Ich wickle mir den verzierten Lederriemen meiner Handtasche eng um die Hand, schnüre das Blut ab. Aber ich kann die Flut der Erinnerungen nicht eindämmen, mit jeder Meile, die der Bus westwärts fährt, werden sie mehr.
Manche davon sind wunderschön und glänzend: Erinnerungen an meine Kindheit, vor allem jetzt um diese Jahreszeit. Der Butterduft des Shortbreads im Backofen, die Hunde, die auf einem Teppich vor dem Kamin schlafen. Gäste, die zum Dinner kommen, Dylan-Songs auf der Gitarre, Brettspiele und Gelächter. Schnee, der in dichten weißen Flocken auf den Strand fällt.
Jede dieser Erinnerungen packe ich aus und betrachte sie prüfend, wie ein Kind an Weihnachten. Dad, wie er die Lichterkette um den Baum windet, mein kleiner Bruder Bill, wie er hochgehalten wird, um den Stern oben zu befestigen. Mum, die ein Feuer im Kamin anzündet, um die Kälte abzuwehren, die ständig durch all die Ritzen nach innen zu dringen sucht. Die wohlige Wärme der Gemeinschaft. Vor langer Zeit.
Der Bus biegt nach Norden ab, und ich kann kurz das Meer sehen. Grauviolett, beinahe lila, am Horizont eine Spur orangefarbener Dunst, als die Sonne verschwindet. Ich sehe mein Spiegelbild im Fenster, das immer deutlicher hervortritt, je dunkler es draußen wird. Einen Augenblick lang ist es, als sähe ich ein anderes Gesicht, Ginnys Gesicht, das mir aus der Dunkelheit entgegenstarrt. Mich herausfordert, jene anderen Erinnerungen auszupacken - die in dem Päckchen ohne Schleife, von dem der Geschenkanhänger abgefallen ist. Nimm das Seidenpapier fort, sieh hinein .
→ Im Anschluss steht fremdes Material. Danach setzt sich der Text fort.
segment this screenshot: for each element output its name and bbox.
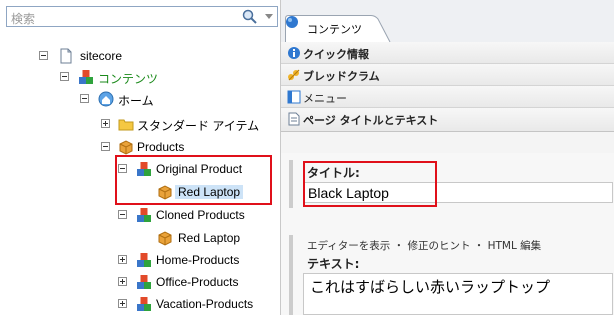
content-cubes-icon xyxy=(137,253,151,267)
editor-links[interactable]: エディターを表示 ・ 修正のヒント ・ HTML 編集 xyxy=(307,238,541,253)
collapse-icon[interactable] xyxy=(39,51,48,60)
expand-icon[interactable] xyxy=(118,299,127,308)
home-icon xyxy=(98,91,114,107)
field-marker xyxy=(289,235,293,315)
search-input[interactable]: 検索 xyxy=(11,10,35,27)
tree-node-home[interactable]: ホーム xyxy=(0,90,200,110)
tree-label: Red Laptop xyxy=(178,231,241,245)
content-cubes-icon xyxy=(286,16,298,28)
tree-label: Home-Products xyxy=(156,253,240,267)
tab-label: コンテンツ xyxy=(307,23,362,36)
tab-content[interactable]: コンテンツ xyxy=(285,15,391,42)
tree-node-cloned-products[interactable]: Cloned Products xyxy=(0,206,270,226)
tree-node-content[interactable]: コンテンツ xyxy=(0,68,200,88)
tree-node-office-products[interactable]: Office-Products xyxy=(0,273,270,293)
text-field-label: テキスト: xyxy=(307,257,360,271)
expand-icon[interactable] xyxy=(101,119,110,128)
collapse-icon[interactable] xyxy=(118,210,127,219)
product-box-icon xyxy=(158,231,172,246)
chevron-down-icon[interactable] xyxy=(265,14,273,19)
tree-label: Office-Products xyxy=(156,275,239,289)
document-icon xyxy=(60,48,72,64)
text-field-value[interactable]: これはすばらしい赤いラップトップ xyxy=(310,276,550,297)
section-label: クイック情報 xyxy=(303,48,369,61)
tree-node-sitecore[interactable]: sitecore xyxy=(0,47,200,67)
section-quick-info[interactable]: クイック情報 xyxy=(281,42,614,64)
expand-icon[interactable] xyxy=(118,255,127,264)
content-cubes-icon xyxy=(137,208,151,222)
section-page-title-text[interactable]: ページ タイトルとテキスト xyxy=(281,108,614,132)
page-icon xyxy=(288,112,300,126)
collapse-icon[interactable] xyxy=(101,142,110,151)
tree-label: スタンダード アイテム xyxy=(137,119,260,133)
menu-icon xyxy=(287,90,301,104)
tree-label: コンテンツ xyxy=(98,72,159,86)
tree-label: Cloned Products xyxy=(156,208,245,222)
tree-label: Vacation-Products xyxy=(156,297,254,311)
info-icon xyxy=(288,47,300,59)
content-cubes-icon xyxy=(79,70,93,84)
tree-node-standard-items[interactable]: スタンダード アイテム xyxy=(0,115,281,135)
text-field[interactable]: これはすばらしい赤いラップトップ xyxy=(303,273,613,315)
tree-label: sitecore xyxy=(80,49,123,63)
content-editor-panel: コンテンツ クイック情報 ブレッドクラム メニュー ページ タイトルとテキスト … xyxy=(281,0,614,315)
section-label: ブレッドクラム xyxy=(303,70,380,83)
section-label: メニュー xyxy=(303,92,347,105)
search-icon[interactable] xyxy=(242,9,257,24)
section-menu[interactable]: メニュー xyxy=(281,86,614,108)
tab-bar: コンテンツ xyxy=(281,0,614,42)
tree-label: Products xyxy=(137,140,185,154)
highlight-box-tree xyxy=(115,155,272,205)
tree-node-home-products[interactable]: Home-Products xyxy=(0,251,270,271)
tree-label: ホーム xyxy=(118,94,154,108)
content-cubes-icon xyxy=(137,275,151,289)
expand-icon[interactable] xyxy=(118,277,127,286)
breadcrumb-icon xyxy=(288,69,300,81)
section-label: ページ タイトルとテキスト xyxy=(303,114,439,127)
collapse-icon[interactable] xyxy=(60,72,69,81)
tree-node-vacation-products[interactable]: Vacation-Products xyxy=(0,295,270,315)
highlight-box-title xyxy=(303,161,437,207)
folder-icon xyxy=(118,119,134,131)
section-breadcrumb[interactable]: ブレッドクラム xyxy=(281,64,614,86)
search-box[interactable]: 検索 xyxy=(6,6,278,27)
collapse-icon[interactable] xyxy=(80,94,89,103)
field-marker xyxy=(289,160,293,208)
content-tree-panel: 検索 sitecore コンテンツ ホーム スタンダード アイテム Produc… xyxy=(0,0,281,315)
tree-node-red-laptop-clone[interactable]: Red Laptop xyxy=(0,229,270,249)
product-box-icon xyxy=(119,140,133,155)
content-cubes-icon xyxy=(137,297,151,311)
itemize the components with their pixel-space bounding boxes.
»Eilean Shiel«, ruft der Busfahrer.
Ich mache meine Hand frei und ziehe mir den Schal vom Hals. Das Atmen fällt mir schwer. Ich hätte dem Busfahrer schon vor vielen Meilen zurufen sollen, anzuhalten und mich aussteigen zu lassen - überall, bloß nicht hier. Jetzt jedoch ist es zu spät. Eine Frau mittleren Alters auf der anderen Seite des Mittelgangs schaut mich an und runzelt die Stirn.
»Alles in Ordnung, Liebes?«
»Ja«, sage ich heiser, auch wenn auf der Hand liegt, dass es nicht stimmt. Seit meiner Flucht vor fünfzehn Jahren bin ich wohl im Großen und Ganzen »in Ordnung« gewesen. Ich habe gute Zeiten erlebt, die nichts mit diesem Ort hier zu tun haben. Ich habe die Sonne über der Mojave-Wüste im Westen der USA aufgehen sehen, bin mit offenem Verdeck über den Sunset Strip in Hollywood gefahren. Ich habe in Las Vegas gelebt und in Nashville und in vielen Orten dazwischen. Ich habe gute Erinnerungen gesammelt, die ich auspacken und wiederaufleben lassen kann, wenn ich sie besonders brauche: in einer schlaflosen Nacht in einem heruntergekommenen Motel, auf einer endlosen Fahrt über eine lange, einsame Highwaystrecke. Dad hat immer gesagt, dass man ohne die schlechten Zeiten gar nicht wüsste, wie gut man es hat. Dad hatte immer eine Menge Sprüche auf Lager, doch das meiste davon habe ich auf die harte Tour gelernt. Aber am Ende kann ich zurückblicken und sagen, dass ich mein Bestes gegeben habe. Mich nach Kräften bemüht habe, ein Leben für mich und auch für Ginny zu führen.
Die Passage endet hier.